There remains a confusion between the types of hacking occurring: general national security snooping (a la Snowden) and
specific economic espionage used in turn to give a boost a country’s own indigenous industries (what the US claims China is
doing). But the confusion can be willful, too, depending on who is describing the situation.

If nations act on interests and not friendship, it very much is in the US’s interest to defend its area of comparative
advantage – maintaining an economy with world leading companies, innovations and ideas. For the US, facing a multipolar world, with China being a big pole, it must be able to defend its ability to incubate and then build new ideas and industries without the fear, presumption or expectation that its best ideas will be pilfered.

That’s why this article in Foreign Affairs rings false. It decries the US as “a hypocritical hegemon.” Yet any country with the
power of the US, which has shaped global affairs as the US (internet? satellite technology?), will of course be hypocritical –
but there is nothing unique to the US in this regards.

Discussing the US-China cyber dispute, authors Martha Finnemore and Henry Farrell shrug:

(the US) may attempt, as the former head of U.S. counterintelligence Joel Brenner has urged, to draw distinctions between China’s allegedly unacceptable hacking, aimed at stealing commercial secrets, and its own perfectly legitimate hacking of military or other security related targets. But those distinctions will likely fall on deaf ears. Washington has been forced to abandon its naming and-shaming campaign against Chinese hacking.

Just give it 6 months to a year.
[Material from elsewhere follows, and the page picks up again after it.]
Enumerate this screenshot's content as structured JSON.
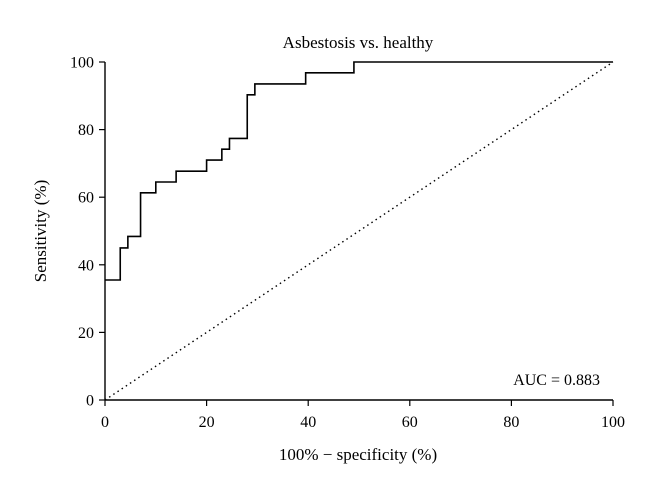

Clearly if this is a real problem for the US, it won’t go away. Rather it will come back and
stay. If China becomes the huge, enduring economic power many predict it will become, this issue between the US and China will become fixed. It will become a permanent feature of US-China relations. It won’t be an issue brought up by Obama to Xi. It will begin to drive the way the economies evolve much in the way the internet has changed whole industries. Really.